Cela faisait trois semaines que nous avions effacé les données. Trois semaines à apprendre à vivre autrement. Sans courir. Sans regarder constamment par-dessus notre épaule.
Enfin... presque.
Je portai mon café à mes lèvres, observant Élias à travers la baie vitrée. Il était dans la cuisine, concentré sur une poêle qui semblait refuser de coopérer. Le voir si absorbé par une tâche aussi banale m'arracha un sourire. Il était différent, ici. Moins tendu, presque apaisé.
Mais je savais que cela ne durerait pas.
— Tu comptes me regarder brûler ces œufs sans rien dire ? lança-t-il, sans même tourner la tête.
Je ris doucement avant de rentrer.
— Tu fais déjà des progrès.

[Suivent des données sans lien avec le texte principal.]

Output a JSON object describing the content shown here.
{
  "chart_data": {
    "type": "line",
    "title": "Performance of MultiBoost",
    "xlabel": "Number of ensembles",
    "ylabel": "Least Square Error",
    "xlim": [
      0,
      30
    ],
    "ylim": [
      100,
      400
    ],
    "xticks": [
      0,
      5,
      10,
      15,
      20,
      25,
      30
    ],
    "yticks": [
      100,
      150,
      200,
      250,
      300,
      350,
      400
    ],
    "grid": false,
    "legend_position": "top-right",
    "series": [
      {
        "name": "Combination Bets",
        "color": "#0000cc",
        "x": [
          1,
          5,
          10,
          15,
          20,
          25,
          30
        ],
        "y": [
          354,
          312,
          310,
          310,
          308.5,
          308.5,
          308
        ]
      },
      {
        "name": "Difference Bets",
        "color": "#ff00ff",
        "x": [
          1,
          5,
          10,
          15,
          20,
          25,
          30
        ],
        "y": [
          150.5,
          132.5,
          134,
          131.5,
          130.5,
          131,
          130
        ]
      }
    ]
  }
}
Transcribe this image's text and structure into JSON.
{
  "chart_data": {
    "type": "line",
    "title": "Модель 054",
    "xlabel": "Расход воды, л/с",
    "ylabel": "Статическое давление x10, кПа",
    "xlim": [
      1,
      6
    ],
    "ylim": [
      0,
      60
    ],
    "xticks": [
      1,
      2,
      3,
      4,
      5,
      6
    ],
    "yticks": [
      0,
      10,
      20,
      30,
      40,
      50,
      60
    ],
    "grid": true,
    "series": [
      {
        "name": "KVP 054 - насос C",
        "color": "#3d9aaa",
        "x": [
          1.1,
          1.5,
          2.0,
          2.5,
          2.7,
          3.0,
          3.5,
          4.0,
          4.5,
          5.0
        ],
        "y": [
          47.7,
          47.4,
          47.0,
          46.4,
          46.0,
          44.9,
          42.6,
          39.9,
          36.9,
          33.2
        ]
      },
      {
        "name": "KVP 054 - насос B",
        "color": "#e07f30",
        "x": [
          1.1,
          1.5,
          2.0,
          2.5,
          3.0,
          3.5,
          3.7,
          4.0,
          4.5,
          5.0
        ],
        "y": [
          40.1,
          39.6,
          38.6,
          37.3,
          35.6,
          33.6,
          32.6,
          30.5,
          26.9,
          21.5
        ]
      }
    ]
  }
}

Aujourd'hui, on dirait au moins de la nourriture.
Il roula des yeux, mais un sourire en coin adoucit ses traits. C'était ces moments-là qui rendaient tout supportable. Les éclats fugaces de normalité.
— On pourrait engager un chef, suggéra-t-il en posant deux assiettes sur la table.
— Oui, bien sûr. Et attirer l'attention de tout le village avec nos goûts de luxe ? Parfait pour rester discrets.
Il haussa les épaules en s'asseyant face à moi, son sourire s'effaçant légèrement.
— Discrets. Toujours.
Il n'avait pas besoin de développer. Le silence entre nous s'alourdit, et je sentis ce poids familier revenir sur mes épaules.
Même ici, à des milliers de kilomètres de tout ce que nous avions connu, l'ombre de l'organisation planait toujours.
(POV Élias)
Après le petit-déjeuner, je m'occupai de la vaisselle pendant qu'Anaïs disparaissait avec son carnet. Elle écrivait de plus en plus ces derniers temps. Elle disait que c'était pour évacuer, mais je savais qu'il y avait plus. Une façon de reprendre le contrôle, peut-être.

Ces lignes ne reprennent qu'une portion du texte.